14:15 - Glaucoma Stage Progression Predictor (Marta Colmenar Herrera1)
[1] ARTORG Center for Biomedical Engineering Research, University of Bern
Presented by Marta Colmenar Herrera
Abstract: Glaucoma is a degenerative condition of the optic nerve that causes loss of retinal ganglion cells, leading to visual field loss and eventually to blindness. Detecting glaucoma progression early is crucial for effective management and preventing rapid sight deterioration. In this study, we develop a predictive model aimed at predicting the stage of a patient's glaucoma in their next specialist visit, using visual fields (VF), Mean Defects (MD), and the patient's age. We compared the performance of non-linear models, such as Adaboost, with linear models, like Logistic Regression, using three different datasets. Our evaluation, based on the kappa metric, revealed that Adaboost outperformed Logistic Regression with scores of 0.72 (0.02), 0.86 (0.02), and 0.74 (0.02) for the three datasets, respectively. Conversely, Logistic Regression scored 0.60 (0.02), 0.86 (0.01), and 0.64 (0.01), highlighting the linearity of the second dataset. Our results demonstrate that non-linear models can detect progression more accurately than traditionally used linear models. Therefore, our study proposes a more effective method for predicting glaucoma progression, which could help clinicians tailor treatments for patients in a timely manner.

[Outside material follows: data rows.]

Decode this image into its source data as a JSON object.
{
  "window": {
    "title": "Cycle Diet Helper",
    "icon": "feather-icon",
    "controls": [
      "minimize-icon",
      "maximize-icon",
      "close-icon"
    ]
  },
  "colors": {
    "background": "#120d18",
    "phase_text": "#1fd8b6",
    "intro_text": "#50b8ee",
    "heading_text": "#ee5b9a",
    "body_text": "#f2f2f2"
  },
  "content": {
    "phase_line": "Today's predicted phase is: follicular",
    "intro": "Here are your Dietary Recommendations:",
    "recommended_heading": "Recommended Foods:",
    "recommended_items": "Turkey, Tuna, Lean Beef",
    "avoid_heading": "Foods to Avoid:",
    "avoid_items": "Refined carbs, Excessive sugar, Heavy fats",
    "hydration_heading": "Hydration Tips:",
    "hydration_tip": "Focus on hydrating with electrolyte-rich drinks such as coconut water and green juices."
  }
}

14:30 - AI for sleep scoring: moving towards integration in the clinic (Marco Pesce1; Florence M. Aellen1; Julia Van Der Meer2; Markus Schmidt2; Cluadio Bassetti2; Athina Tzovara1)

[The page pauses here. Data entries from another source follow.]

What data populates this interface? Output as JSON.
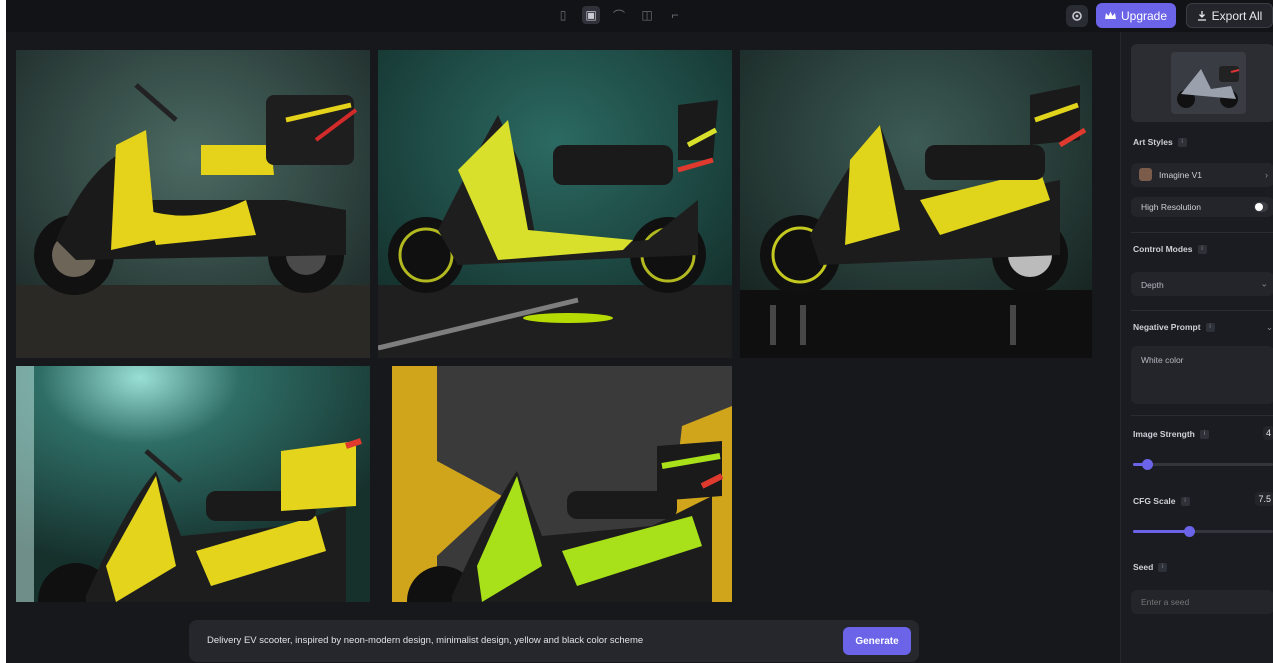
{
  "topbar": {
    "tools": [
      "frame-icon",
      "image-icon",
      "brush-icon",
      "layers-icon",
      "crop-icon"
    ],
    "upgrade_label": "Upgrade",
    "export_label": "Export All"
  },
  "gallery": {
    "images": [
      {
        "alt": "scooter-1"
      },
      {
        "alt": "scooter-2"
      },
      {
        "alt": "scooter-3"
      },
      {
        "alt": "scooter-4"
      },
      {
        "alt": "scooter-5"
      }
    ]
  },
  "prompt": {
    "text": "Delivery EV scooter, inspired by neon-modern design, minimalist design, yellow and black color scheme",
    "generate_label": "Generate"
  },
  "sidebar": {
    "art_styles_label": "Art Styles",
    "style_value": "Imagine V1",
    "high_res_label": "High Resolution",
    "control_modes_label": "Control Modes",
    "control_mode_value": "Depth",
    "negative_prompt_label": "Negative Prompt",
    "negative_prompt_value": "White color",
    "image_strength_label": "Image Strength",
    "image_strength_value": "4",
    "image_strength_level": 0.1,
    "cfg_scale_label": "CFG Scale",
    "cfg_scale_value": "7.5",
    "cfg_scale_level": 0.4,
    "seed_label": "Seed",
    "seed_placeholder": "Enter a seed"
  },
  "colors": {
    "accent": "#6b63e8",
    "background": "#17181c",
    "panel": "#1b1c21"
  }
}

[1] University of Bern, Bern, Switzerland
[2] Inselspital, Bern, Switzerland
Presented by Florence M. Aellen
Abstract: Not publicly available.
14:45 - Deep learning based Monte Carlo Dose Denoising for Radiation Therapy (Raphael Joost1)
[1] University of Bern
Presented by Raphael Joost
Abstract: Monte Carlo (MC) dose calculation is widely accepted as the gold-standard for calculating dose distributions (DD) of radiotherapy plans. However, its clinical applicability is limited due to its long calculation-time for MC-DD with low statistical uncertainty (SU). We developed a 3D-U-Net to denoise MC-DDs of high SU to MC-DDs of low SU for academic situations.